The information in this manual is intended to be used as an educational guide
for those seeking technical information about Cellular Mobile Telephone (CMT)
operation.

While the information in this manual is meant to serve as a guide to cellular
phone vulnerabilities, keep in mind that it is against the law to modify a
cellular phone for fraudulent use. The law states that no person shall intercept
or receive, or assist in intercepting or receiving, any communications service
offered over a cellular telephone frequency unless specifically authorized to
do so by a local telephone company or as may otherwise be specifically
authorized by law.

Therefore, it is the sole responsibility of the user of this manual to conform
to the rules and regulations of both Federal and State/Provincial government
in the use of the information contained herein. It is the responsibility of the
user of this manual to arrange and pay for, as necessary, and signals used in
testing any of the circuits or information contained herein.

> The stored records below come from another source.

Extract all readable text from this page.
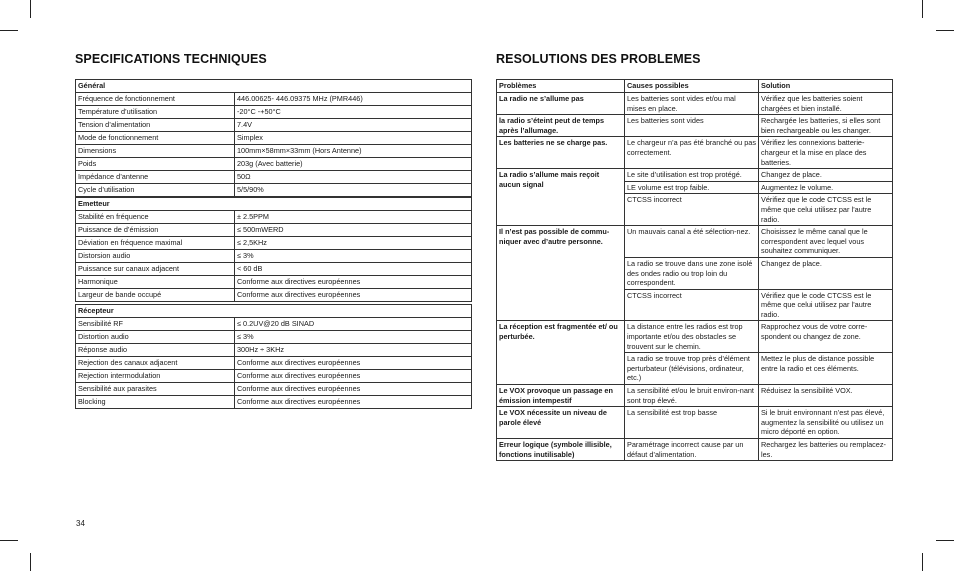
SPECIFICATIONS TECHNIQUES	RESOLUTIONS DES PROBLEMES
Général	
Fréquence de fonctionnement	446.00625- 446.09375 MHz (PMR446)
Température d’utilisation	-20°C -+50°C
Tension d’alimentation	7.4V
Mode de fonctionnement	Simplex
Dimensions	100mm×58mm×33mm (Hors Antenne)
Poids	203g (Avec batterie)
Impédance d’antenne	50Ω
Cycle d’utilisation	5/5/90%
Emetteur	
Stabilité en fréquence	± 2.5PPM
Puissance de d’émission	≤ 500mWERD
Déviation en fréquence maximal	≤ 2,5KHz
Distorsion audio	≤ 3%
Puissance sur canaux adjacent	< 60 dB
Harmonique	Conforme aux directives européennes
Largeur de bande occupé	Conforme aux directives européennes
Récepteur	
Sensibilité RF	≤ 0.2UV@20 dB SINAD
Distortion audio	≤ 3%
Réponse audio	300Hz ÷ 3KHz
Rejection des canaux adjacent	Conforme aux directives européennes
Rejection intermodulation	Conforme aux directives européennes
Sensibilité aux parasites	Conforme aux directives européennes
Blocking	Conforme aux directives européennes
Problèmes	Causes possibles	Solution
La radio ne s’allume pas	Les batteries sont vides et/ou mal mises en place.	Vérifiez que les batteries soient chargées et bien installé.
la radio s’éteint peut de temps après l’allumage.	Les batteries sont vides	Rechargée les batteries, si elles sont bien rechargeable ou les changer.
Les batteries ne se charge pas.	Le chargeur n’a pas été branché ou pas correctement.	Vérifiez les connexions batterie-chargeur et la mise en place des batteries.
La radio s’allume mais reçoit aucun signal	Le site d’utilisation est trop protégé.	Changez de place.
	LE volume est trop faible.	Augmentez le volume.
	CTCSS incorrect	Vérifiez que le code CTCSS est le même que celui utilisez par l’autre radio.
Il n’est pas possible de commu-niquer avec d’autre personne.	Un mauvais canal a été sélection-nez.	Choisissez le même canal que le correspondent avec lequel vous souhaitez communiquer.
	La radio se trouve dans une zone isolé des ondes radio ou trop loin du correspondent.	Changez de place.
	CTCSS incorrect	Vérifiez que le code CTCSS est le même que celui utilisez par l’autre radio.
La réception est fragmentée et/ ou perturbée.	La distance entre les radios est trop importante et/ou des obstacles se trouvent sur le chemin.	Rapprochez vous de votre corre-spondent ou changez de zone.
	La radio se trouve trop près d’élément perturbateur (télévisions, ordinateur, etc.)	Mettez le plus de distance possible entre la radio et ces éléments.
Le VOX provoque un passage en émission intempestif	La sensibilité et/ou le bruit environ-nant sont trop élevé.	Réduisez la sensibilité VOX.
Le VOX nécessite un niveau de parole élevé	La sensibilité est trop basse	Si le bruit environnant n’est pas élevé, augmentez la sensibilité ou utilisez un micro déporté en option.
Erreur logique (symbole illisible, fonctions inutilisable)	Paramétrage incorrect cause par un défaut d’alimentation.	Rechargez les batteries ou remplacez-les.
34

The authors and those that helped research this article accept _no_ liability
or responsibility for the misuse of the information in this manual, or for any
modifications made on any cellular mobile telephone.
%%%%%%%%%%%%%%%%%%%%%%%%%%%%%%%%%%%%%%%%%%%%%%%%%%%%%%%%%%%%%%%%%%%%%%%%%%%%%%%%


% Cellular System Operation %

The Cellular Mobile Telephone Systems is a low-powered, full duplex, radio/
telephone which operates between 800 and 900 Mhz, using multiple transceiver
sites linked to a central computer for coordination. The sites, or "cells",
named for their honeycomb shape, cover a range of three to six, or more, miles.
(five to nine kilometres) in each direction. Their range is limited only by
certain natural or man-made objects.

The cells overlap one another and operate at different transmitting and
receiving frequencies in order to eliminate cross-talk when transmitting from
cell to cell. Each cell can accommodate up to 45 different voice channel
transceivers. When a cellular phone is activated, it searches available
channels for the strongest signal and locks on to it. While in motion, if
signal strength begins to fade, the telephone will automatically switch signal
frequencies or cells as necessary without operator assistance. It fails to
find an acceptable signal, it will display an "out of service" or "no service"
message, indicating that it has reached the limit of its range and is unable to
communicate.


% Identification %

Each mobile telephone has a unique identification number which allows the Mobile
Telephone Switching Office (MTSO) to track and coordinate all mobile phones in
its service area. This ID number is known as the Electronic Security Number
(ESN). The ESN and Telephone Number are NOT the same. The ESN is permanent
number engraved into a memory chip called a PROM or EPROM, located in the
telephone chassis.

This number cannot be changed through programming as the telephone number
can, although it can be replaced. Each time the telephone is used, it
transmits its ESN to the MTSO by means of DTMF tones during the dialling
sequence. The MTSO can determine which ESN's are good or bad, thus individual
numbers can be banned from use within the system.

Call Switching

Cell sites switching is done automatically by the MTSO. The MTSO constantly
monitors signal strength data of both the caller and the receiver. To maintain
signal quality, when signal strength begins to fade, the MTSO locates the next
best cell site and re-routes the channels to maintain the communications link.
The switch takes approximately 300 milliseconds and is not noticeable to the
user. All switching is handled by computer, with the control channels telling
each cellular unit when and where to switch.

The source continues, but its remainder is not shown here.